= George Toley =

American tennis player and coach

George Andrew Toley (April 23, 1916 – March 1, 2008) was an American collegiate tennis coach at the University of Southern California from 1954 to 1980. His teams won ten NCAA team championships (1955, 1958, 1962–64, 1966–69, 1976), nine individual titles and twelve doubles titles, and included stars such as Alex Olmedo, Rafael Osuna, Dennis Ralston, Joaquín Loyo-Mayo, Raúl Ramírez, Stan Smith, Bob Lutz and Marcelo Lara.

Born in Los Angeles, Toley graduated from Los Angeles High School and attended the University of Miami before returning to his hometown and graduating from USC in 1942 with a degree in Education. He was a nationally ranked tennis player during his college years, rising as high as 7th and 10th in doubles in 1939 and 1940 with partner, Gardnar Mulloy, and 20th in singles from 1940 to 1942.

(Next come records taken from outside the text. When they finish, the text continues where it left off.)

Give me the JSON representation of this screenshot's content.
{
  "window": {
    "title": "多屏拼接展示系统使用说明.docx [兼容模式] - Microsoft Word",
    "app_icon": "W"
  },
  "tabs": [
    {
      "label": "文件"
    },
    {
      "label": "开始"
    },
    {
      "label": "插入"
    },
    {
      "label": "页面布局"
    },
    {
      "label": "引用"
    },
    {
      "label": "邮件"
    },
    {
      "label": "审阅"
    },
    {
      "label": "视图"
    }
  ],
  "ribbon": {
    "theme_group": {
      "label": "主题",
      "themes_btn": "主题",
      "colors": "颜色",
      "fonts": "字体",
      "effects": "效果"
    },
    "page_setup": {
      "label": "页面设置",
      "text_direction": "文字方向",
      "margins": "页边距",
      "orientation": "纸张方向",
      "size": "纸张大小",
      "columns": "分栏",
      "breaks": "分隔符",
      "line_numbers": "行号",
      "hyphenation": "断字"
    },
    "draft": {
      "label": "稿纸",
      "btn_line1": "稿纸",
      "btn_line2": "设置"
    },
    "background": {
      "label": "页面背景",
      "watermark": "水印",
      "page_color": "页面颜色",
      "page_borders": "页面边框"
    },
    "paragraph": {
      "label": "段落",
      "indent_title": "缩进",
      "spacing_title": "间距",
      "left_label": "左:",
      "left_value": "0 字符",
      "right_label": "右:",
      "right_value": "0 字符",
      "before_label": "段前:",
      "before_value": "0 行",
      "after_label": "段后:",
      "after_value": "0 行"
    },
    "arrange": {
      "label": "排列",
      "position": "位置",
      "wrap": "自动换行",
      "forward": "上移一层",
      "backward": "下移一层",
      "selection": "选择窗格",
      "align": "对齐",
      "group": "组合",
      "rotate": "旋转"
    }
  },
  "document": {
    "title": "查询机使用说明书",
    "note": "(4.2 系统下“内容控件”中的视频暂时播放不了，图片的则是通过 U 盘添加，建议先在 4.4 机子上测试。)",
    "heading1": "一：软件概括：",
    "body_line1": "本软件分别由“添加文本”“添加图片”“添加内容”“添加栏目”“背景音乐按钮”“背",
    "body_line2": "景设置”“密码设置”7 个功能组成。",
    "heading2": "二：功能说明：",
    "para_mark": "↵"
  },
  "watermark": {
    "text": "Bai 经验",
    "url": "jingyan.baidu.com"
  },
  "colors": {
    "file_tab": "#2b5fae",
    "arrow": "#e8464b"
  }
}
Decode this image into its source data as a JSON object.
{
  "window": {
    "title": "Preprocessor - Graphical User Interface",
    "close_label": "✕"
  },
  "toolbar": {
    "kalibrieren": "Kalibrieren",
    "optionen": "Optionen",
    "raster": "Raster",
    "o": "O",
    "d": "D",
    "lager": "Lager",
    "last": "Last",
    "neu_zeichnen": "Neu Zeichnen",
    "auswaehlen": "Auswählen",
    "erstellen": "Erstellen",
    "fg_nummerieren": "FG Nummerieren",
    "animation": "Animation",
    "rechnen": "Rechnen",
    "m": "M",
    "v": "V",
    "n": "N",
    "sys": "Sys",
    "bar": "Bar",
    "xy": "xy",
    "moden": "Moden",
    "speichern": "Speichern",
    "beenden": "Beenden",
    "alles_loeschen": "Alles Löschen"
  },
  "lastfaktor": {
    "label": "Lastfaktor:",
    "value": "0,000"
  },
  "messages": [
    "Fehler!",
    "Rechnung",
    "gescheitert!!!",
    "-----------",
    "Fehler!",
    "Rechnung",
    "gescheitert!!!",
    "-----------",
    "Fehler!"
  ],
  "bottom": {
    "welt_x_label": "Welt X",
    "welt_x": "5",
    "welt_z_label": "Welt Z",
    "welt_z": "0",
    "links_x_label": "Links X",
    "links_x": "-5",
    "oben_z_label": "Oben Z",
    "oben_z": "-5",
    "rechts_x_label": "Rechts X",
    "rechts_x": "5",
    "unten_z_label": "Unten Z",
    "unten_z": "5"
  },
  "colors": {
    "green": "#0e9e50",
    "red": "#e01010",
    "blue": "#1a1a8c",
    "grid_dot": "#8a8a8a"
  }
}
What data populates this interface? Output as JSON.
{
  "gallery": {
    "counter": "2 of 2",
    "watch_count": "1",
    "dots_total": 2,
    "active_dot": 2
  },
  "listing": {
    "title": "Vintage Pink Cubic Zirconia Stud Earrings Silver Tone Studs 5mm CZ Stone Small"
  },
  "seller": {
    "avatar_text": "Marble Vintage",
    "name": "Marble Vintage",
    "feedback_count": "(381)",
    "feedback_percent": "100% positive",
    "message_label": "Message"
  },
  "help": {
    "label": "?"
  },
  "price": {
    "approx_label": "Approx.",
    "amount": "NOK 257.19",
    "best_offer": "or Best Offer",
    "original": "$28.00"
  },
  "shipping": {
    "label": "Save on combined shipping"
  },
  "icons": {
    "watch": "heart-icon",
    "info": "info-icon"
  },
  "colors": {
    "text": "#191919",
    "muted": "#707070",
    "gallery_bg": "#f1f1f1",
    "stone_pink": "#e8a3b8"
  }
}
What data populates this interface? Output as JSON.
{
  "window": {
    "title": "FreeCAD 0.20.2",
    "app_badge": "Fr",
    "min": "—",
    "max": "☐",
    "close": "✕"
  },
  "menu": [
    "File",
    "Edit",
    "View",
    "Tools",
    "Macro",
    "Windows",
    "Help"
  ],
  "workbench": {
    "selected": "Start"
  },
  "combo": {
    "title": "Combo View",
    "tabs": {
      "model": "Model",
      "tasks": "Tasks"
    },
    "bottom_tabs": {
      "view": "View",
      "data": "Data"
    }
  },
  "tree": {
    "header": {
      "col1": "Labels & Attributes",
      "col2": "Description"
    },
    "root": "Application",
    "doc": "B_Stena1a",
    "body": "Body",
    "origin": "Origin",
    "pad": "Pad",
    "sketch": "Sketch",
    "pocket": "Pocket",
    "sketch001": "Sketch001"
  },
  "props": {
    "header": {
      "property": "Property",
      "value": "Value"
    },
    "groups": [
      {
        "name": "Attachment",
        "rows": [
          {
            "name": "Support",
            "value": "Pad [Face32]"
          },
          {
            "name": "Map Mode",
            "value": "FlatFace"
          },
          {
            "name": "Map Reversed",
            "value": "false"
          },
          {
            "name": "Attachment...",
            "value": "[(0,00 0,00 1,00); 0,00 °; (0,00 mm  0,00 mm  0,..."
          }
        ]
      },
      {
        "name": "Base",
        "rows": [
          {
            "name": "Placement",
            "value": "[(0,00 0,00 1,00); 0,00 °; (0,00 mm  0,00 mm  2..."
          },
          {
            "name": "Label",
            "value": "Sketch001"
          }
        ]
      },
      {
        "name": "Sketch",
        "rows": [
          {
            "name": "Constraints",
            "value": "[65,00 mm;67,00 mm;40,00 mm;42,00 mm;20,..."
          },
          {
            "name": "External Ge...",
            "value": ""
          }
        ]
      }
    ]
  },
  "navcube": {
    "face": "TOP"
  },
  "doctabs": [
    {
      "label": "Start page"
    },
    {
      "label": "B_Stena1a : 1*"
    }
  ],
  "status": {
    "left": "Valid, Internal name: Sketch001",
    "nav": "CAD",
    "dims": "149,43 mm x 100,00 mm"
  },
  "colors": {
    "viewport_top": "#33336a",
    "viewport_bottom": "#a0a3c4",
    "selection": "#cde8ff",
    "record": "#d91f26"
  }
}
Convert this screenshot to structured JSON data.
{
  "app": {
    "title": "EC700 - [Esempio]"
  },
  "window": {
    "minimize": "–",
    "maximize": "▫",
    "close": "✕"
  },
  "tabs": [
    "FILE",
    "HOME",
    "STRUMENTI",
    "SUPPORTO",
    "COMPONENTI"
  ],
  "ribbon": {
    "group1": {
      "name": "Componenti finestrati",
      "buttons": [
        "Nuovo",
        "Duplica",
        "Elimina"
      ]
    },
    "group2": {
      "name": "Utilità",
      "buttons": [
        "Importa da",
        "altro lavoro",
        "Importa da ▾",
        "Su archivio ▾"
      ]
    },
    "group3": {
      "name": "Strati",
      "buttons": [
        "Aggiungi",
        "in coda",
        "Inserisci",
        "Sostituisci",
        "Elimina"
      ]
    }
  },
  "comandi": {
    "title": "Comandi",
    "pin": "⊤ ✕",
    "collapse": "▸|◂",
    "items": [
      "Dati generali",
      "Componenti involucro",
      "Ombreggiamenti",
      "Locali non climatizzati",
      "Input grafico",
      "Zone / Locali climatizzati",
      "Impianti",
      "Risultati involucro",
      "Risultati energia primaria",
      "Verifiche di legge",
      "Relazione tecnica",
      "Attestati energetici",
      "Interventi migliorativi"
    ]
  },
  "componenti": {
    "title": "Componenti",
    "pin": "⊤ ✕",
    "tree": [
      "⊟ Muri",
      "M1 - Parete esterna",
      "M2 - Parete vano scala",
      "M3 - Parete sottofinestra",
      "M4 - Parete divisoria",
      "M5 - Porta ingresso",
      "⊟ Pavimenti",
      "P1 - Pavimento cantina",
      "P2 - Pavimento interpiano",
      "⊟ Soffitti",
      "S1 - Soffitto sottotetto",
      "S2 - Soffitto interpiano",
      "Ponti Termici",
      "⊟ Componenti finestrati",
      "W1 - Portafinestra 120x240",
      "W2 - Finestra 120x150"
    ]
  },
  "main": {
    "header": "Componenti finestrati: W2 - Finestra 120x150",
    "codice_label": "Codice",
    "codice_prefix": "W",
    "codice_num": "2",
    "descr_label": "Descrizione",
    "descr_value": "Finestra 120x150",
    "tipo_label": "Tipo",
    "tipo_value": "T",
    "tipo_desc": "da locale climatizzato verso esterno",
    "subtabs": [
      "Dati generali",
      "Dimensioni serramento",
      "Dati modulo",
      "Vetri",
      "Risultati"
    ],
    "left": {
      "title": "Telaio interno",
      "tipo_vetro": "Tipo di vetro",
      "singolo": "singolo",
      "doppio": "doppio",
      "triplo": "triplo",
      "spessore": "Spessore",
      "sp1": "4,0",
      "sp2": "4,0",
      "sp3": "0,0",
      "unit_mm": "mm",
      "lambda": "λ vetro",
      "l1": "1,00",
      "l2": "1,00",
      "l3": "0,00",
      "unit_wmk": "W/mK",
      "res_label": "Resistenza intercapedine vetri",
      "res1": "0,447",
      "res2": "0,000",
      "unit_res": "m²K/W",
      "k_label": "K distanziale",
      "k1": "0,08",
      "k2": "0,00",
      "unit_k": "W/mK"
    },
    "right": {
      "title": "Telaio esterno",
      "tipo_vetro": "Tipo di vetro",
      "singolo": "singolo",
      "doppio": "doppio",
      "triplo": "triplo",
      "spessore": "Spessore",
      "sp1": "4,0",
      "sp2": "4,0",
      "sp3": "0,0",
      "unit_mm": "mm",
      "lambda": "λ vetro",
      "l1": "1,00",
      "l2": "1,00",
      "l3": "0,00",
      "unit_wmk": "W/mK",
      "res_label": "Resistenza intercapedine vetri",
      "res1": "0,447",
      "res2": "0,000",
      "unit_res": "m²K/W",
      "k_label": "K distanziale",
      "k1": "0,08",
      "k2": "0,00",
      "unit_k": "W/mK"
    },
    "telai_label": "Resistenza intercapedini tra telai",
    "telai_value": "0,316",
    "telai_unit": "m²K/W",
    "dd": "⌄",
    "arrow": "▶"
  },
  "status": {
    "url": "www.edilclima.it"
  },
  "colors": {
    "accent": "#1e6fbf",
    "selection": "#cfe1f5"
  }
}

In 1941–42, Toley served for a brief time as a USC tennis coach, and also as a club pro at the Beverly Hills Tennis Club. After World War II, he became club pro at the Los Angeles Tennis Club (LATC) from 1947 to 1972. He was also an instructor at the Marlborough School from 1947 to 1970, and added the coaching position at USC in 1954 until retiring in 1980. He wrote a book on college tennis entitled "The Golden Age of College Tennis", published in 2009.

Toley was named the Intercollegiate Tennis Association National Coach of the Year for NCAA Division I men's tennis in 1978. Toley's teams at USC were highly successful, winning 82% of their dual matches (430-92-4). Toley's 1963 and 1967 teams were named the #1 and #3 greatest all-time men's teams, respectively, by Inside Tennis magazine.

In 1983, Toley was one of the 15 initial inductees to the Intercollegiate Tennis Hall of Fame (along with Olmedo, Osuna and Ralston), was elected to the Southern California Tennis Hall of Fame in 2000, and to the USC Athletic Hall of Fame in 2003. Toley died at age 91 in Pasadena, California.